Eleventh Circuit Court of Appeals - Published Opinions
Wednesday, January 27, 2016
Bowers: Evidence "close" but sufficient
In U.S. v. Bowers, No. 14-11585 (January 22, 2016), the Court affirmed the convictions for eight Hobbs Act violations and eight counts of carrying, using a firearm in violation of 18 U.S.C. § 924(c), and a sentence of 332 months.
Bowers had filed an untimely motion for severance of the counts of the Indictment. Reviewing this issue for plain error on account of the untimeliness (and finding that waiver did not apply under newly-amended Fed. R. Crim. P. 12), the Court found no plain error. The Court dismissed as “speculation” Bowers’ argument that the jury may have cumulated evidence from joined counts. The Court noted that to the contrary the relatedness of the robberies permitted the jury to use identity evidence from other counts to determine the robber’s identity.

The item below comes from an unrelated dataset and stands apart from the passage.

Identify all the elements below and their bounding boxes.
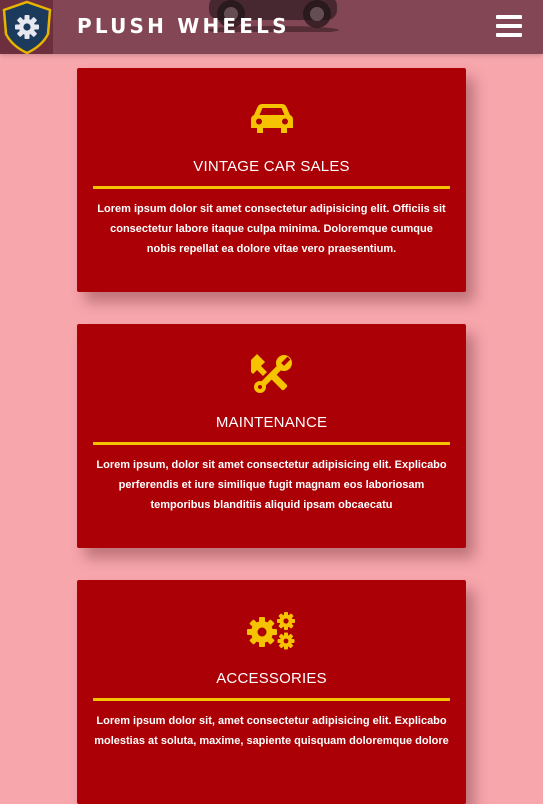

Though recognizing that the sufficiency of the evidence challenge presented a “close case,” the Court found that the common modus operandi of the robberies and the totality of the identity evidence sufficed to convict Bowers. The Court recognized that a scientific inference from DNA evidence might have been problematic, but concluded that the additional identity evidence and the modus operandi evidence made an inference based on DNA “permissible.”
The Court rejected Bowers’ challenges to his sentence, including his claim that the sentence was cruel and unusual under the Eighth Amendment. The Court noted that in Harmelin v. Michigan, the Supreme Court rejected an Eighth Amendment challenge to a sentence of life without parole for possession of cocaine.